OU School of Community Medicine
- Motto: Educate and train a new generation of practitioners with the skills and desire to improve the health status of all Oklahomans.
- Type: Public
- Established: 1974
- Dean: James Herman, MD
- Postgraduates: 110
- Location: Tulsa, Oklahoma, USA
- Campus: Suburban
- Website: tulsa.ou.edu

= OU School of Community Medicine =

The OU School of Community Medicine (OUSCM), located in Tulsa, Oklahoma, is a branch of the University of Oklahoma College of Medicine. It is the first medical school of its kind in the nation. The OU School of Community Medicine is designed to serve the healthcare needs of entire communities, especially vulnerable and underserved populations. OUSCM is guided by the growing need for more physicians focused on serving vulnerable populations, the growing number of people without access to quality health care, and the relatively poor health status of Oklahomans.

==History==
The University of Oklahoma College of Medicine was founded in 1900 and is located in Oklahoma City, Oklahoma at the University of Oklahoma Health Sciences Center. In 1974, the OU College of Medicine opened a geographically separate, community-based clinical campus in Tulsa, approximately 100 miles northeast of the main campus. At the Tulsa campus, known as the OU Tulsa Schusterman Center, programs are affiliated with three community hospitals: Hillcrest Medical Center, Saint Francis Hospital, and St. John Medical Center.

In 2008 a $50 million transformational gift from the George Kaiser Family Foundation allowed the OU College of Medicine Tulsa to change its focus. The gift established the OU School of Community Medicine with the goal of improving public health in Oklahoma, where citizens face critical challenges in access to quality healthcare. The school is seeking faculty and students from within Oklahoma and around the nation who have a specific interest in public health and community service. Students learn the diagnosis, treatment and prevention of acute and chronic diseases in whole communities, as well as the full range of primary care and sub-specialties offered in traditional medical programs.

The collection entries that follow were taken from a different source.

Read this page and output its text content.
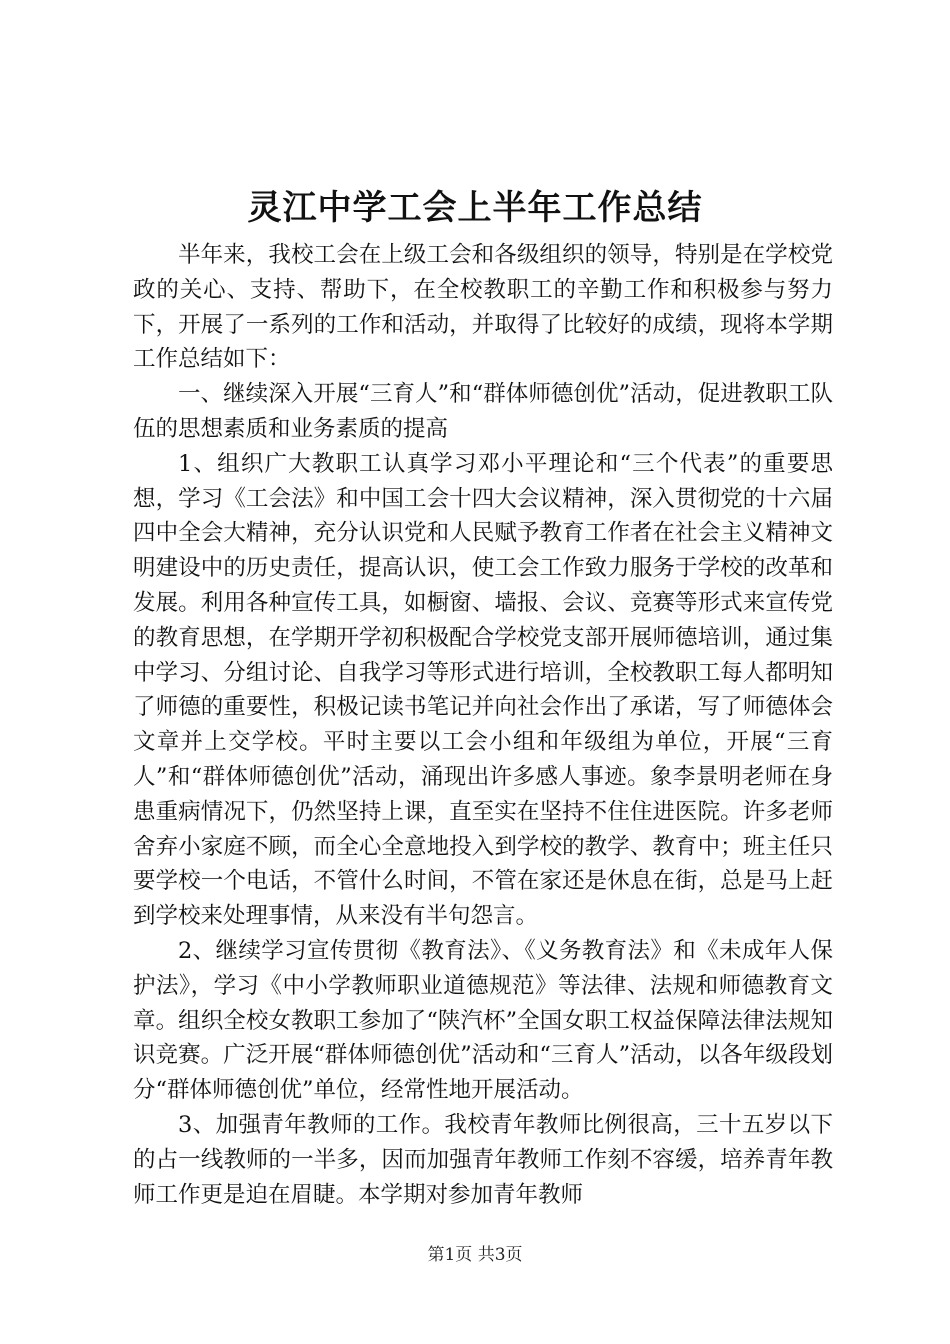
灵江中学工会上半年工作总结

半年来，我校工会在上级工会和各级组织的领导，特别是在学校党政的关心、支持、帮助下，在全校教职工的辛勤工作和积极参与努力下，开展了一系列的工作和活动，并取得了比较好的成绩，现将本学期工作总结如下：

一、继续深入开展“三育人”和“群体师德创优”活动，促进教职工队伍的思想素质和业务素质的提高

1、组织广大教职工认真学习邓小平理论和“三个代表”的重要思想，学习《工会法》和中国工会十四大会议精神，深入贯彻党的十六届四中全会大精神，充分认识党和人民赋予教育工作者在社会主义精神文明建设中的历史责任，提高认识，使工会工作致力服务于学校的改革和发展。利用各种宣传工具，如橱窗、墙报、会议、竞赛等形式来宣传党的教育思想，在学期开学初积极配合学校党支部开展师德培训，通过集中学习、分组讨论、自我学习等形式进行培训，全校教职工每人都明知了师德的重要性，积极记读书笔记并向社会作出了承诺，写了师德体会文章并上交学校。平时主要以工会小组和年级组为单位，开展“三育人”和“群体师德创优”活动，涌现出许多感人事迹。象李景明老师在身患重病情况下，仍然坚持上课，直至实在坚持不住住进医院。许多老师舍弃小家庭不顾，而全心全意地投入到学校的教学、教育中；班主任只要学校一个电话，不管什么时间，不管在家还是休息在街，总是马上赶到学校来处理事情，从来没有半句怨言。

2、继续学习宣传贯彻《教育法》、《义务教育法》和《未成年人保护法》，学习《中小学教师职业道德规范》等法律、法规和师德教育文章。组织全校女教职工参加了“陕汽杯”全国女职工权益保障法律法规知识竞赛。广泛开展“群体师德创优”活动和“三育人”活动，以各年级段划分“群体师德创优”单位，经常性地开展活动。

3、加强青年教师的工作。我校青年教师比例很高，三十五岁以下的占一线教师的一半多，因而加强青年教师工作刻不容缓，培养青年教师工作更是迫在眉睫。本学期对参加青年教师

第1页 共3页
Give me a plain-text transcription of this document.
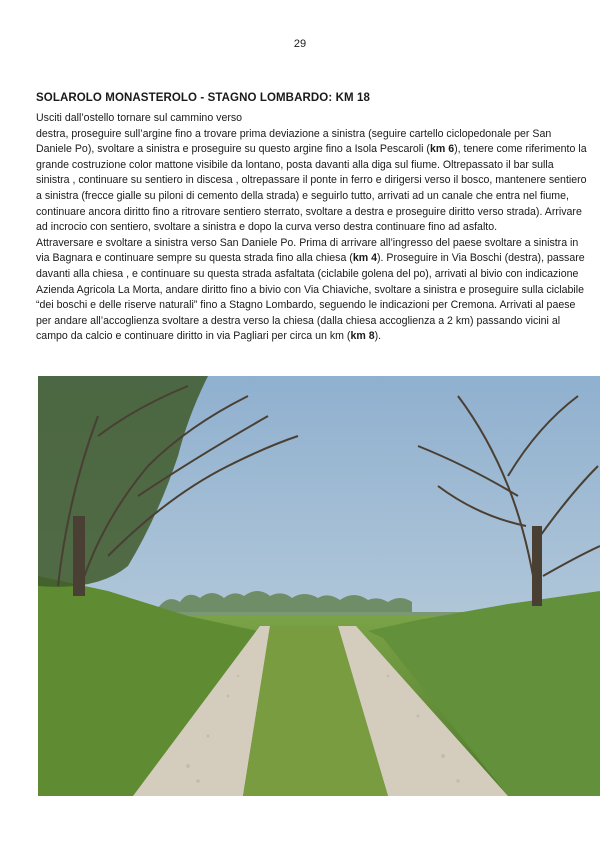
29
SOLAROLO MONASTEROLO - STAGNO LOMBARDO: KM 18

Usciti dall’ostello tornare sul cammino verso

destra, proseguire sull’argine fino a trovare prima deviazione a sinistra (seguire cartello ciclopedonale per San Daniele Po), svoltare a sinistra e proseguire su questo argine fino a Isola Pescaroli (km 6), tenere come riferimento la grande costruzione color mattone visibile da lontano, posta davanti alla diga sul fiume. Oltrepassato il bar sulla sinistra , continuare su sentiero in discesa , oltrepassare il ponte in ferro e dirigersi verso il bosco, mantenere sentiero a sinistra (frecce gialle su piloni di cemento della strada) e seguirlo tutto, arrivati ad un canale che entra nel fiume, continuare ancora diritto fino a ritrovare sentiero sterrato, svoltare a destra e proseguire diritto verso strada). Arrivare ad incrocio con sentiero, svoltare a sinistra e dopo la curva verso destra continuare fino ad asfalto.

Attraversare e svoltare a sinistra verso San Daniele Po. Prima di arrivare all’ingresso del paese svoltare a sinistra in via Bagnara e continuare sempre su questa strada fino alla chiesa (km 4). Proseguire in Via Boschi (destra), passare davanti alla chiesa , e continuare su questa strada asfaltata (ciclabile golena del po), arrivati al bivio con indicazione Azienda Agricola La Morta, andare diritto fino a bivio con Via Chiaviche, svoltare a sinistra e proseguire sulla ciclabile “dei boschi e delle riserve naturali” fino a Stagno Lombardo, seguendo le indicazioni per Cremona. Arrivati al paese per andare all’accoglienza svoltare a destra verso la chiesa (dalla chiesa accoglienza a 2 km) passando vicini al campo da calcio e continuare diritto in via Pagliari per circa un km (km 8).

On December 1, 2009, OU president David Boren and University of Tulsa president Steadman Upham jointly announced that the two universities would collaborate to create a four-year medical school in Tulsa. In 2012 it was announced that the Oxley Foundation would donate $30 million toward the development of the OU/TU medical school. The expanded four-year program accepted its first students in the fall of 2015. Part of this expansion includes the construction of a new state-of-the-art medical simulation training facility named the Tandy Education Center. The construction of this 16,000 square foot facility was made possible by a donation from the A.R. and Marylouise Tandy Foundation.

==OU Tulsa Community Health (Bedlam Clinics)==

Community Health, nicknamed the Bedlam Clinics, has provided healthcare to the indigent and underserved in Tulsa County since 2003.

In addition, the model provides an essential teaching component to OU medical, pharmacy, social work, and nursing students.

==Students==
Students at the OU School of Community Medicine are given the opportunity to take advantage of Educational grants and forgiveness for service. OUSCM Students are also allowed to take graduate public health courses leading to an MPH or Public Health Certificate at no cost to the student. Students are recruited from all over the country - with an interest in public health and care for the underserved medical community. Applicants are admitted to OU College of Medicine and select the OU School of Community Medicine track.

OUSCM students are given the opportunity to take part in clinical experiences at both the Bedlam Evening and Bedlam Longitudinal clinics (Community Health Clinics), gaining experience working with the underserved and medically vulnerable. Students can also participate in clinical experiences at school based clinics in addition to clinical rotations in a multitude of practice areas.

==Faculty and resident fellows==
Over 150 OU School of Community Medicine faculty are housed in 10 residency programs and departments, including Family Medicine, Emergency Medicine, Pediatrics, Internal Medicine, Surgery, Obstetrics and Gynecology, Psychiatry, Internal Medicine/Pediatrics, Medical Informatics, and Rural Family Medicine. Clinical faculty are part of OU Physicians, an academic group practice that is part of the OU School of Community Medicine.

Resident fellows, faculty, and staff at the OU School of Community Medicine participate in leadership courses to enhance expertise in principles of community health and clinical teaching.